A week before the race, Szilárd and I went for a course recon and rode the route twice. I was clearly aiming for the podium, so we were scouting for attack points. Since I didn’t have any teammates in my age group, I had no one to help me, and I had to handle everything solo, from the start to the final sprint.
Long before hitting the zigzag section that leads up to the Basilica, there’s a hairpin turn followed by a steep climb—a real kicker even before the final, steep stretch. That last section starts from the lower parking level in front of the Basilica and finishes right up at the top. The elevation change is so significant that people normally take an elevator to get there.
We tested what would happen if I launched my attack way earlier, on that 10% gradient before the hairpin—a spot where no sane rider would typically start their sprint. In training, it worked. I had the legs to make it, so the plan for race day was to be at the front of the bunch by the time we hit that point and then launch my sprint from there.
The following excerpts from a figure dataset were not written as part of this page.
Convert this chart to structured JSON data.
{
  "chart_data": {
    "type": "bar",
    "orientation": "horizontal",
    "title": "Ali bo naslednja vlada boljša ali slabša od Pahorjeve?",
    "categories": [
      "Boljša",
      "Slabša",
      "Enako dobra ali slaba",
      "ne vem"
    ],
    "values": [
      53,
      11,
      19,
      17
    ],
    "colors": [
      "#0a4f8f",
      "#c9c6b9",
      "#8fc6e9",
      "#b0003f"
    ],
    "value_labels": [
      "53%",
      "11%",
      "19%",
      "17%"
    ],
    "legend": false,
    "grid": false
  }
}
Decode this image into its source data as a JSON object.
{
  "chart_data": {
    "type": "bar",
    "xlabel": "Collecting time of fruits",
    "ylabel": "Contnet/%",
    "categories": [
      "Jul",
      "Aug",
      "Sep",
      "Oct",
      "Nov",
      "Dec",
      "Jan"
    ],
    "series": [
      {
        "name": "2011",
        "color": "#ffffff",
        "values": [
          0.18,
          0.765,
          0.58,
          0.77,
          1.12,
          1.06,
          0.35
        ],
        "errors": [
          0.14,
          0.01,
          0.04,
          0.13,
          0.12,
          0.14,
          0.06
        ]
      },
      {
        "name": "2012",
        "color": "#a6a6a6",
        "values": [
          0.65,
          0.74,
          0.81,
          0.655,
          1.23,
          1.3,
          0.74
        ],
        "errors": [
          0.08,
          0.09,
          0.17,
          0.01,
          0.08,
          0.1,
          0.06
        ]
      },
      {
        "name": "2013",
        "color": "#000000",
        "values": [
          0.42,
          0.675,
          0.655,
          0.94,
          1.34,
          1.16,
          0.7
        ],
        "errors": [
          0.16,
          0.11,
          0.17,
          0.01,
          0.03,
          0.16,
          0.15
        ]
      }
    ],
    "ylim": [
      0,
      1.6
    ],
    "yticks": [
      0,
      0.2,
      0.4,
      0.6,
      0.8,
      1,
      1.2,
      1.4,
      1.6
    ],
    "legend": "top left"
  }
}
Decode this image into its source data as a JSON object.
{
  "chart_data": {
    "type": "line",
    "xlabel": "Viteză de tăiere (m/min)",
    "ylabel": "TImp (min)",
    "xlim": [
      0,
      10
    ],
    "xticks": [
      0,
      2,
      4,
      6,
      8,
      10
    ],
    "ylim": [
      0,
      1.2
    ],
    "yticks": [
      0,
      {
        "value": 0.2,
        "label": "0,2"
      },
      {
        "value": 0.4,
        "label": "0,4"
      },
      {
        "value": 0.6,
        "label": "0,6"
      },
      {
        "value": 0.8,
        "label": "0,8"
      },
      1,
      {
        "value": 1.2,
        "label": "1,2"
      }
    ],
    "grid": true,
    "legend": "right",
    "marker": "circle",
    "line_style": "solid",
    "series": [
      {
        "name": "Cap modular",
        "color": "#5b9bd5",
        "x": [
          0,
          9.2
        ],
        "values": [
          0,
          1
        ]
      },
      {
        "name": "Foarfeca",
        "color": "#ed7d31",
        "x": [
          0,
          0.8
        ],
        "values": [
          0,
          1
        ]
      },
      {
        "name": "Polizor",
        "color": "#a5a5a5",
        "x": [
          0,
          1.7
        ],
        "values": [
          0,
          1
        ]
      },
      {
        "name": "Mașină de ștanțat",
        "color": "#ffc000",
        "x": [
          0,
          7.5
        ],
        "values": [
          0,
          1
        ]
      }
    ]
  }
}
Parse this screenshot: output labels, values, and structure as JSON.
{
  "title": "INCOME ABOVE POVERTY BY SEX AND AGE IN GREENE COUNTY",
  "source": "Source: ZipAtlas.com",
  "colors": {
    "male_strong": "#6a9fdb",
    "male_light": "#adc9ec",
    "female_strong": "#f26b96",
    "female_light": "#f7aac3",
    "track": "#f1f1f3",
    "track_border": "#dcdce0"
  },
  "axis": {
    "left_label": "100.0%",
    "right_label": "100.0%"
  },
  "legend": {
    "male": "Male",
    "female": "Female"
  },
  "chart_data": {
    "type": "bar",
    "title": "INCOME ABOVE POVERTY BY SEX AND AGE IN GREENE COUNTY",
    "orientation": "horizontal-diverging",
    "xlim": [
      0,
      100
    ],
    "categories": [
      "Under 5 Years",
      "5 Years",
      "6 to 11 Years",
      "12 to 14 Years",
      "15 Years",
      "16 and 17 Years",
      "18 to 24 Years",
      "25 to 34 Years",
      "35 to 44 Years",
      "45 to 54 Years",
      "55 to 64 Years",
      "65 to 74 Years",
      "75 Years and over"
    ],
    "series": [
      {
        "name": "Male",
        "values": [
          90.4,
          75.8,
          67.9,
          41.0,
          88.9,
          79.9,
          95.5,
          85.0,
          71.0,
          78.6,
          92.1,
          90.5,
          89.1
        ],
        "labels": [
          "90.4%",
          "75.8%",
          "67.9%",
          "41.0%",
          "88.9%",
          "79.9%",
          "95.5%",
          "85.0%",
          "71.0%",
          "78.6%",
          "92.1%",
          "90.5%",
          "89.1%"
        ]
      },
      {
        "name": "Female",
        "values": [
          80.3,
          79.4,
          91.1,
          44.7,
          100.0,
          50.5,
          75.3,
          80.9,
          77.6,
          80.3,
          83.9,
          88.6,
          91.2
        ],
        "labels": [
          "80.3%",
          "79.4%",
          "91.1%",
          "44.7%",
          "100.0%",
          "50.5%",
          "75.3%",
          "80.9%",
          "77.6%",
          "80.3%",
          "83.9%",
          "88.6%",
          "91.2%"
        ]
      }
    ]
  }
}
It was a high-risk strategy because that’s a very long section with some tricky corners. But it paid off big time. I managed to surprise the others—only two riders could stay on my wheel. However, since they hadn’t paced themselves for such a long sprint at full power, I was able to hold them off, even though they were incredibly strong and came at me hard. I had to go full gas right to the line.
It worked, and that’s the video my dad was screaming through in a total trance:
I’d been hearing for a long time that the first win is always the hardest to get. And it’s true—you don’t really believe you can do it until you’ve actually experienced it. It was the same with my first podium: once I got that, the others came more easily, because my mindset shifted. I believed it was possible.